Container Agent fails to start Task Agent - exit code 139 segmentation fault

I’m trying to use the new Container Agent setup on a microk8s (first I appreciate this might be my issue as it likely hasn’t been tested) cluster (k8s v1.22). I can deploy everything successfully with Helm and the container-agent connects to CircleCI successfully and polls for jobs. However, when attempting to run any jobs I get the following error present in the CircleCI UI in a step called ‘Instance Failure’:

could not run task: launch circleci-agent on "container-0" failed: command terminated with exit code 139

So it seems there’s a segmentation fault occurring.

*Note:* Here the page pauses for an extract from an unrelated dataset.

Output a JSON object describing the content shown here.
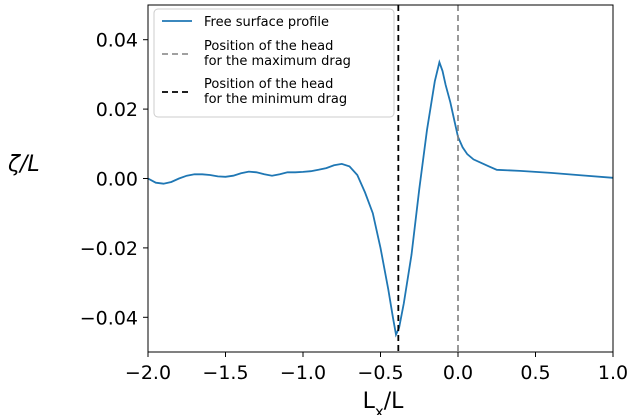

The same error log is reflected in the container-agent pod logs
service-work error=1 error occurred:mode=agent result=error service.name=container-agent service_name=container-agent.

Other notes:

  • If I try and set any resource requests or limits for the task containers (like in the example in the docs) then no task containers ever get launched, the jobs just sit there unprocessed and times out after 10 minutes (no task-agent containers ever get created).
  • Container agent version is: 1.0.7556-dfb352b
  • I can see warnings in the container-agent pod logs: httpclient: container-agent /api/v2/runner/claim app.loop_name=claim ................ warning=no content but I’m unsure what this means.
  • If task-agent pods do get spawned they get into a running state in k8s but just sit there doing nothing with no log output whatsoever.
  • I also get the WARN: Missing API Key message on the first line of the logs even though the agent seems to be communicating with CircleCI successfully.

Thanks

So it seems this segmentation fault happens only when I use certain docker images such as any alpine based image or the ‘hashicorp/terraform’ images but no problems occur when I use the circleci convenience images or something like ‘python:latest’. I’ve used the alpine based images without problem on the circleci cloud based runners so not sure why they’re failing here, the alpine images also work when I deploy them manually to the cluster. I appreciate this is in beta so I’m fine using the CircleCI convenience images for now.

The issue of not being able to declare the resource requests and limits is still present though. Thanks

Sorry I missed this post. The 139 is often seen with an image that is using an entrypoint that is invalid. See the fifth bullet here: Container runner open preview - CircleCI. This can be worked around by explicitly adding an entrypoint in your circleci config when trying to use that image.

For the task pod configuration, are you including the top-level “agent” key in your values.yml file? This was an issue with our docs that has now been fixed. Can you share a build link and also the values.yml snippet where you’re setting up that resource class specification? You can share via support ticket or via direct message if you prefer not to post it here.